Larry Clark's latest look at teen Angelenos, Wassup Rockers, may be his most immature film, but it does have something about it. Clark's filmic designs have always been rather rudimentary; he has a photographer's eye, but less of a sense of coverage or how it will all cut together. More than any of his other pictures, Wassup Rockers is a photo essay with moving pictures: anthropological snapshots of seven Salvadoran and Guatemalan skaters ostracized for their ethnicity and fashion choices.

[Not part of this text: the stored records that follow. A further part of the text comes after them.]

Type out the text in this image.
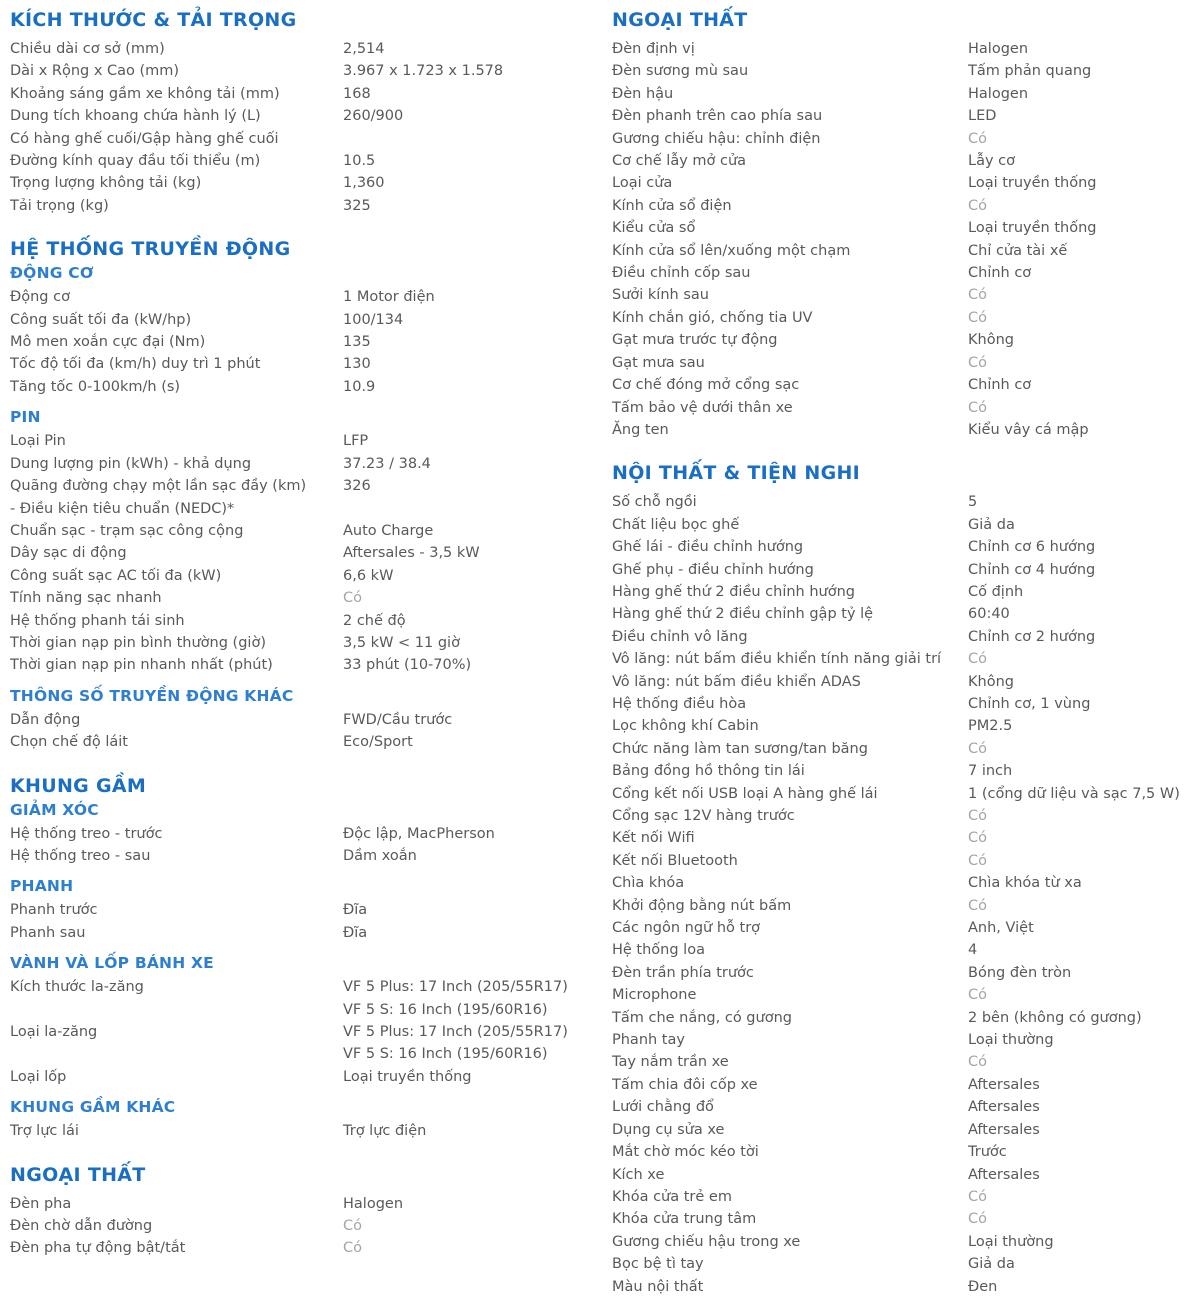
KÍCH THƯỚC & TẢI TRỌNG
Chiều dài cơ sở (mm)	2,514
Dài x Rộng x Cao (mm)	3.967 x 1.723 x 1.578
Khoảng sáng gầm xe không tải (mm)	168
Dung tích khoang chứa hành lý (L)	260/900
Có hàng ghế cuối/Gập hàng ghế cuối
Đường kính quay đầu tối thiểu (m)	10.5
Trọng lượng không tải (kg)	1,360
Tải trọng (kg)	325
HỆ THỐNG TRUYỀN ĐỘNG
ĐỘNG CƠ
Động cơ	1 Motor điện
Công suất tối đa (kW/hp)	100/134
Mô men xoắn cực đại (Nm)	135
Tốc độ tối đa (km/h) duy trì 1 phút	130
Tăng tốc 0-100km/h (s)	10.9
PIN
Loại Pin	LFP
Dung lượng pin (kWh) - khả dụng	37.23 / 38.4
Quãng đường chạy một lần sạc đầy (km)	326
- Điều kiện tiêu chuẩn (NEDC)*
Chuẩn sạc - trạm sạc công cộng	Auto Charge
Dây sạc di động	Aftersales - 3,5 kW
Công suất sạc AC tối đa (kW)	6,6 kW
Tính năng sạc nhanh	Có
Hệ thống phanh tái sinh	2 chế độ
Thời gian nạp pin bình thường (giờ)	3,5 kW < 11 giờ
Thời gian nạp pin nhanh nhất (phút)	33 phút (10-70%)
THÔNG SỐ TRUYỀN ĐỘNG KHÁC
Dẫn động	FWD/Cầu trước
Chọn chế độ láit	Eco/Sport
KHUNG GẦM
GIẢM XÓC
Hệ thống treo - trước	Độc lập, MacPherson
Hệ thống treo - sau	Dầm xoắn
PHANH
Phanh trước	Đĩa
Phanh sau	Đĩa
VÀNH VÀ LỐP BÁNH XE
Kích thước la-zăng	VF 5 Plus: 17 Inch (205/55R17)
VF 5 S: 16 Inch (195/60R16)
Loại la-zăng	VF 5 Plus: 17 Inch (205/55R17)
VF 5 S: 16 Inch (195/60R16)
Loại lốp	Loại truyền thống
KHUNG GẦM KHÁC
Trợ lực lái	Trợ lực điện
NGOẠI THẤT
Đèn pha	Halogen
Đèn chờ dẫn đường	Có
Đèn pha tự động bật/tắt	Có
NGOẠI THẤT
Đèn định vị	Halogen
Đèn sương mù sau	Tấm phản quang
Đèn hậu	Halogen
Đèn phanh trên cao phía sau	LED
Gương chiếu hậu: chỉnh điện	Có
Cơ chế lẫy mở cửa	Lẫy cơ
Loại cửa	Loại truyền thống
Kính cửa sổ điện	Có
Kiểu cửa sổ	Loại truyền thống
Kính cửa sổ lên/xuống một chạm	Chỉ cửa tài xế
Điều chỉnh cốp sau	Chỉnh cơ
Sưởi kính sau	Có
Kính chắn gió, chống tia UV	Có
Gạt mưa trước tự động	Không
Gạt mưa sau	Có
Cơ chế đóng mở cổng sạc	Chỉnh cơ
Tấm bảo vệ dưới thân xe	Có
Ăng ten	Kiểu vây cá mập
NỘI THẤT & TIỆN NGHI
Số chỗ ngồi	5
Chất liệu bọc ghế	Giả da
Ghế lái - điều chỉnh hướng	Chỉnh cơ 6 hướng
Ghế phụ - điều chỉnh hướng	Chỉnh cơ 4 hướng
Hàng ghế thứ 2 điều chỉnh hướng	Cố định
Hàng ghế thứ 2 điều chỉnh gập tỷ lệ	60:40
Điều chỉnh vô lăng	Chỉnh cơ 2 hướng
Vô lăng: nút bấm điều khiển tính năng giải trí	Có
Vô lăng: nút bấm điều khiển ADAS	Không
Hệ thống điều hòa	Chỉnh cơ, 1 vùng
Lọc không khí Cabin	PM2.5
Chức năng làm tan sương/tan băng	Có
Bảng đồng hồ thông tin lái	7 inch
Cổng kết nối USB loại A hàng ghế lái	1 (cổng dữ liệu và sạc 7,5 W)
Cổng sạc 12V hàng trước	Có
Kết nối Wifi	Có
Kết nối Bluetooth	Có
Chìa khóa	Chìa khóa từ xa
Khởi động bằng nút bấm	Có
Các ngôn ngữ hỗ trợ	Anh, Việt
Hệ thống loa	4
Đèn trần phía trước	Bóng đèn tròn
Microphone	Có
Tấm che nắng, có gương	2 bên (không có gương)
Phanh tay	Loại thường
Tay nắm trần xe	Có
Tấm chia đôi cốp xe	Aftersales
Lưới chằng đổ	Aftersales
Dụng cụ sửa xe	Aftersales
Mắt chờ móc kéo tời	Trước
Kích xe	Aftersales
Khóa cửa trẻ em	Có
Khóa cửa trung tâm	Có
Gương chiếu hậu trong xe	Loại thường
Bọc bệ tì tay	Giả da
Màu nội thất	Đen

The plot, then, is thin and unconvincing: when the boys venture into Beverly Hills for the day, everyone they encounter pegs them as "dangerous" Mexicans. This may be fine for the white girls looking for strange (the boys instinctively recognize that being "from the ghetto" is a pick-up tactic), but cops, movie stars, a gay, predatory photographer, and a batch of clean-cut mod boys spell trouble for the punk-rock wild children. The conflicts are generic and the characters underdeveloped, but when Clark simply lets the actors—who appear to be playing themselves--speak for themselves, the results are momentarily intriguing.

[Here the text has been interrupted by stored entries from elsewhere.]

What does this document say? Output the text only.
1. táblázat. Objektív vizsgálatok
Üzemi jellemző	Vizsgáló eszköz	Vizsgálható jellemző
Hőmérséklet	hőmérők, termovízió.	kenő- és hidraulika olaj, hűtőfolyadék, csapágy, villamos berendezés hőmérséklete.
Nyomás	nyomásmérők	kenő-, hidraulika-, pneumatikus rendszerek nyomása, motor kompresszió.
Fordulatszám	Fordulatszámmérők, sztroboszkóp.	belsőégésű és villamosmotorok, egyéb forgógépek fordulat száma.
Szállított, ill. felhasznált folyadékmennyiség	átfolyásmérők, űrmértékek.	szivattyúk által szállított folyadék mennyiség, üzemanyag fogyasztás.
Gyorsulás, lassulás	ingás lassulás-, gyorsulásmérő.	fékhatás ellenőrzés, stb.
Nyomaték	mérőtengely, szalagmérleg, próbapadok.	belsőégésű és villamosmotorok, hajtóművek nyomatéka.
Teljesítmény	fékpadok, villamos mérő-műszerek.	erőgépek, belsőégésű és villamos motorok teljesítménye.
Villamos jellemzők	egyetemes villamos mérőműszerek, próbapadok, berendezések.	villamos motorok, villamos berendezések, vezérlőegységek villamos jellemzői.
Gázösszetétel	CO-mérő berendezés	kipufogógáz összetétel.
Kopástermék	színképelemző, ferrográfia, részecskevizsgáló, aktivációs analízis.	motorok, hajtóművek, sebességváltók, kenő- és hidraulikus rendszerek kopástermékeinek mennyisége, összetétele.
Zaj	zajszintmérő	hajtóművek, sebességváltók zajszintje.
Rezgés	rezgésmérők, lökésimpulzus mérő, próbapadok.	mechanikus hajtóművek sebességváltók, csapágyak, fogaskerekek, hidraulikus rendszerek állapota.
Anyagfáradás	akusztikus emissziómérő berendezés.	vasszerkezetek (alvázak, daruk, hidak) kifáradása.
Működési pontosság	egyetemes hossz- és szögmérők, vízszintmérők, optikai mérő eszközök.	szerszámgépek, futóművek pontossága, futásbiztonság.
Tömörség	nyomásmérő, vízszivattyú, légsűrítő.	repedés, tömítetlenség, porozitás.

Recognizing this, Clark opens the film with fourteen-year old Jonathan Velasquez, not acting by telling tales out of school about his friends and their sexual peccadillos. After a credit sequence launches us into Wassup Rockers' reality-inspired fiction, we meet those friends, playing themselves: wannabe player Kico (Francisco Pedrasa), Milton Velasquez (unfortunately nicknamed Spermball), Usvaldo "Porky" Panameno (Porky), Eddie Velasquez, Luis "Louie" Rojas Salgado, and Carlos Ramirez.
The film almost succeeds at coasting on the boys' adolescent, anti-authoritarian, horny energy, whether they're skating over the Walk of Fame, turning the cop's face red, crashing through punk-rock practice (for their band The Revolts), or rebelliously crashing "whatever you've got."

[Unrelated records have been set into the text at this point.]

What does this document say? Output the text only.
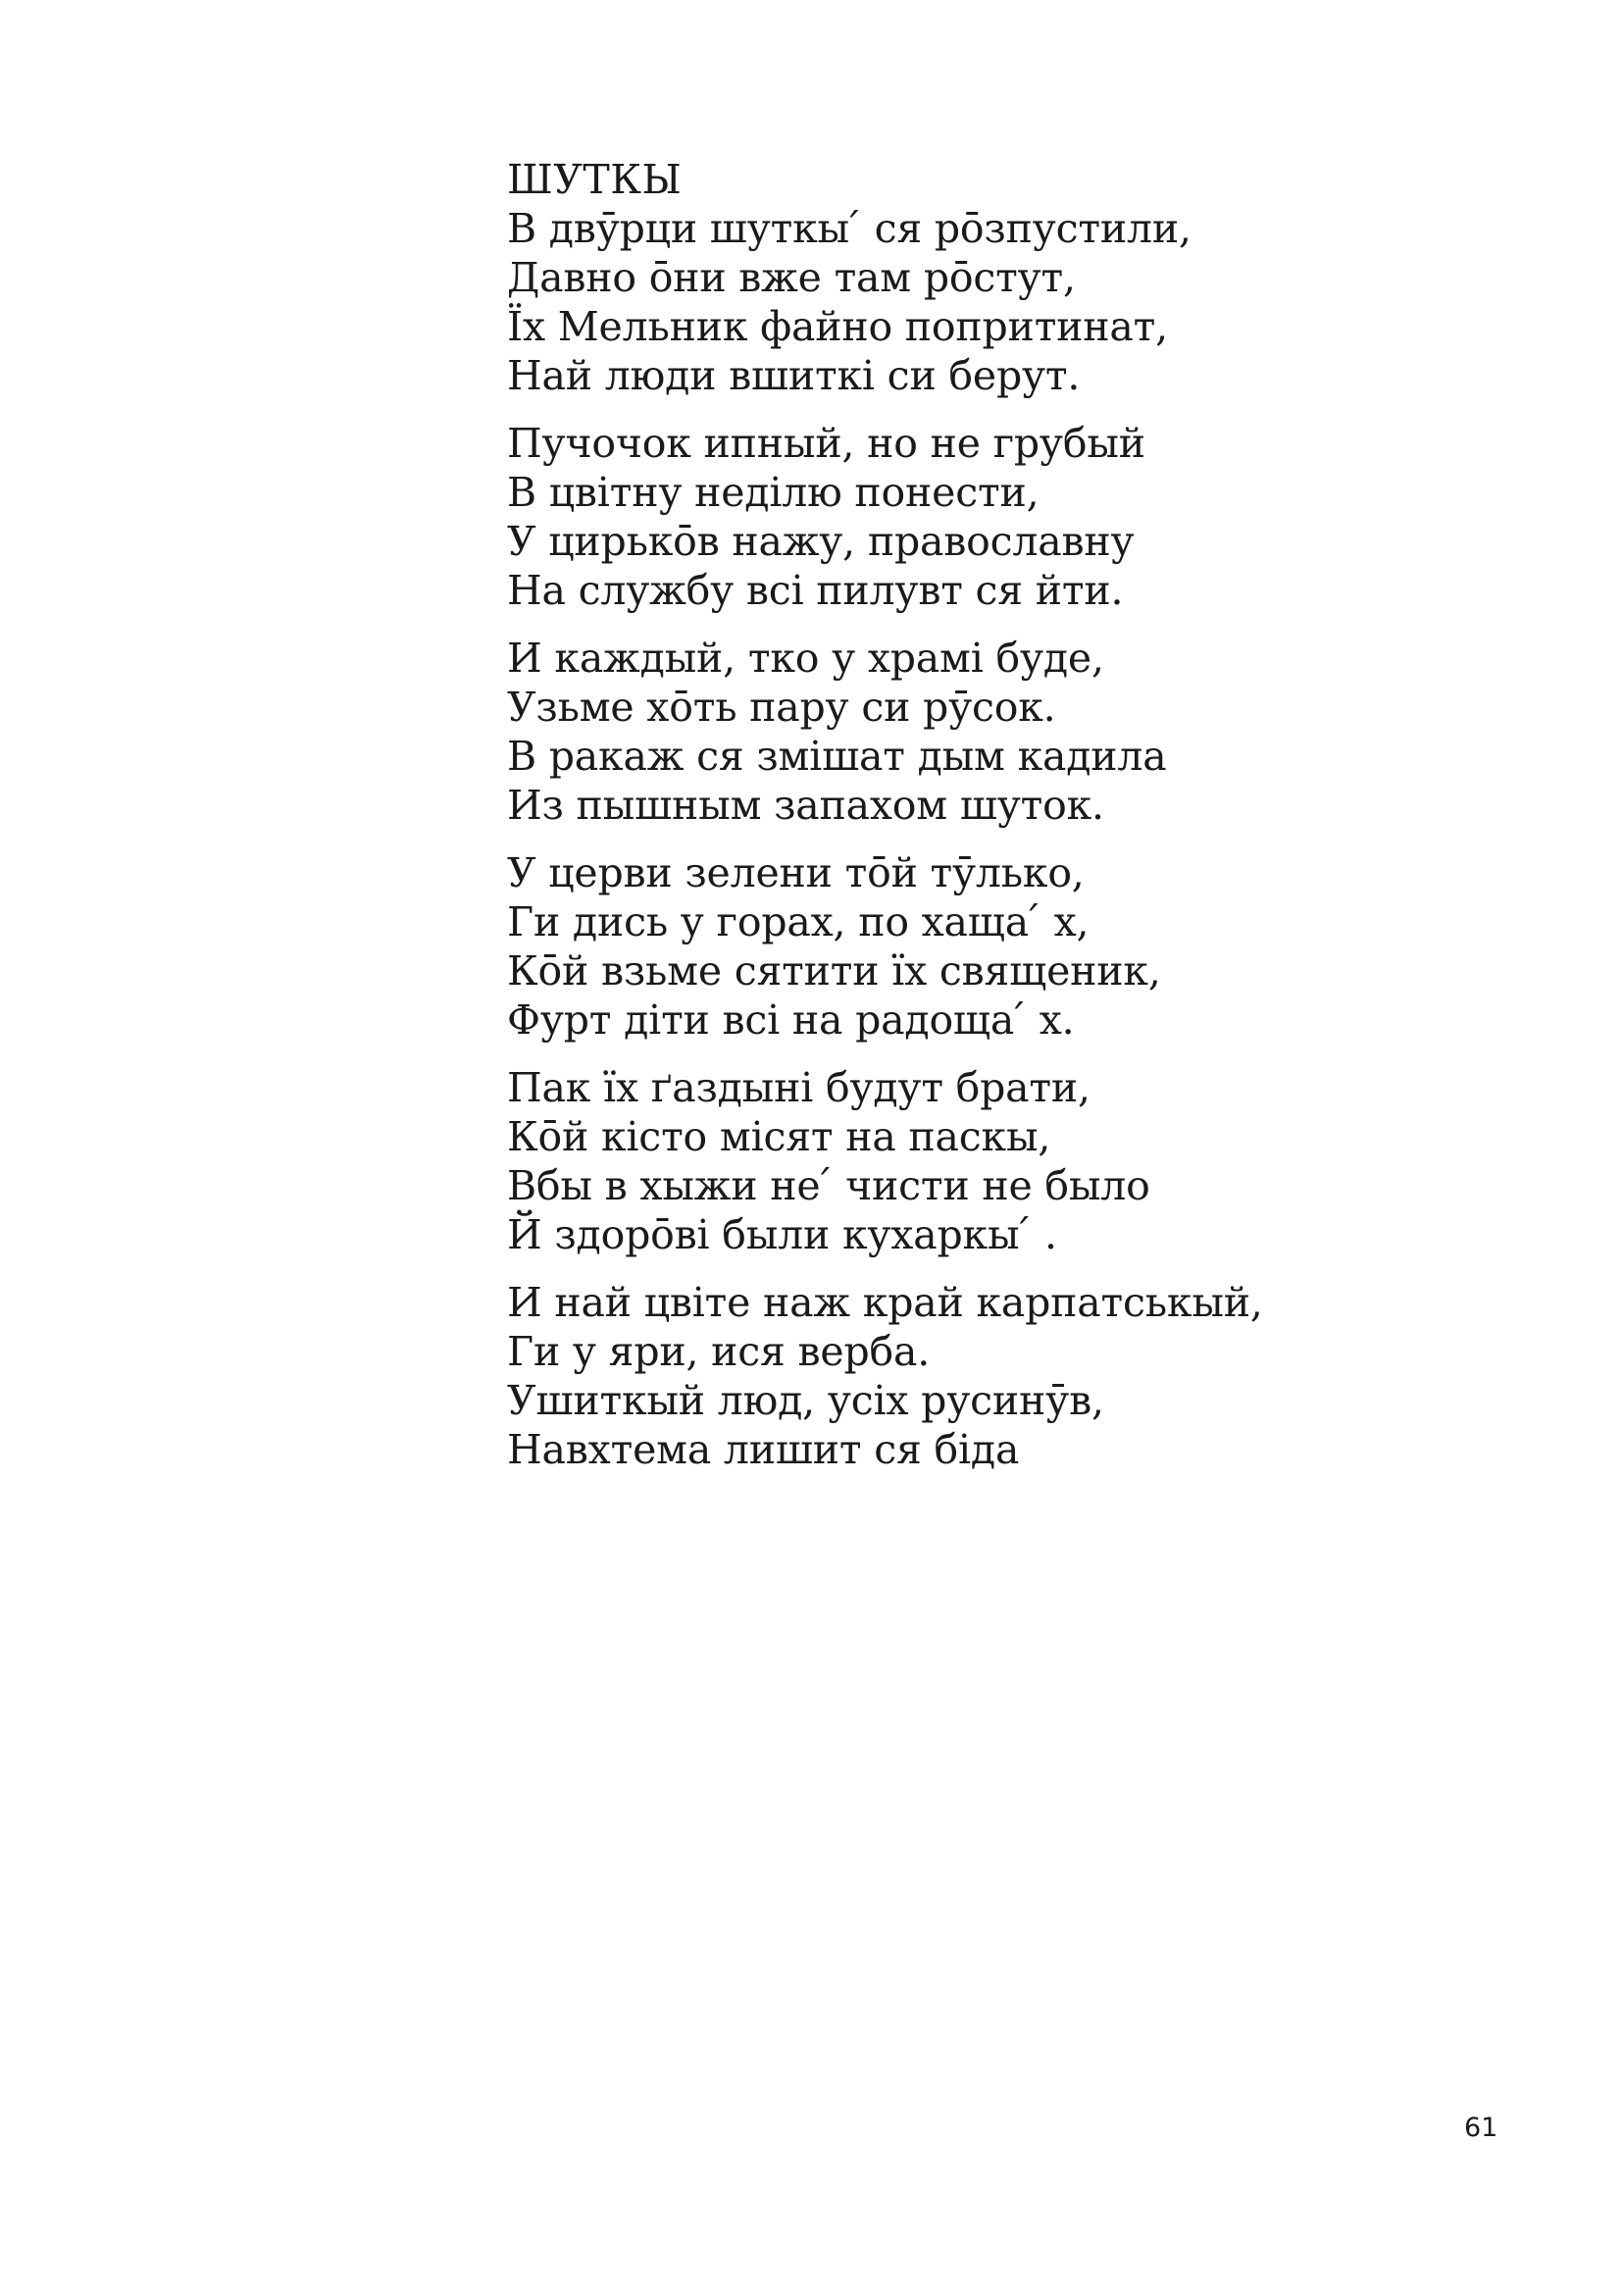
ШУТКЫ
В двӯрци шуткы ́ ся рōзпустили,
Давно ōни вже там рōстут,
Їх Мельник файно попритинат,
Най люди вшиткі си берут.
Пучочок ипный, но не грубый
В цвітну неділю понести,
У цирькōв нажу, православну
На службу всі пилувт ся йти.
И каждый, тко у храмі буде,
Узьме хōть пару си рӯсок.
В ракаж ся змішат дым кадила
Из пышным запахом шуток.
У церви зелени тōй тӯлько,
Ги дись у горах, по хаща ́ х,
Кōй взьме сятити їх священик,
Фурт діти всі на радоща ́ х.
Пак їх ґаздыні будут брати,
Кōй кісто місят на паскы,
Вбы в хыжи не ́ чисти не было
Й здорōві были кухаркы ́ .
И най цвіте наж край карпатськый,
Ги у яри, ися верба.
Ушиткый люд, усіх русинӯв,
Навхтема лишит ся біда
61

Clark has a reputation as a cinematic chicken hawk, but his underage cast brings out restraint that perversely adds to the sexual tension (Wassup Rockers is full of coitus interruptus). Still, Clark includes a parodic self-portrait to mock his critics: that gay photographer, leering at the boys, offering to shoot them, and lulling, "I just want to help you with your career." The scene reminds us once again of Clark's affinity for his subjects: he's a punk himself, and if you don't like it, you can go screw yourself.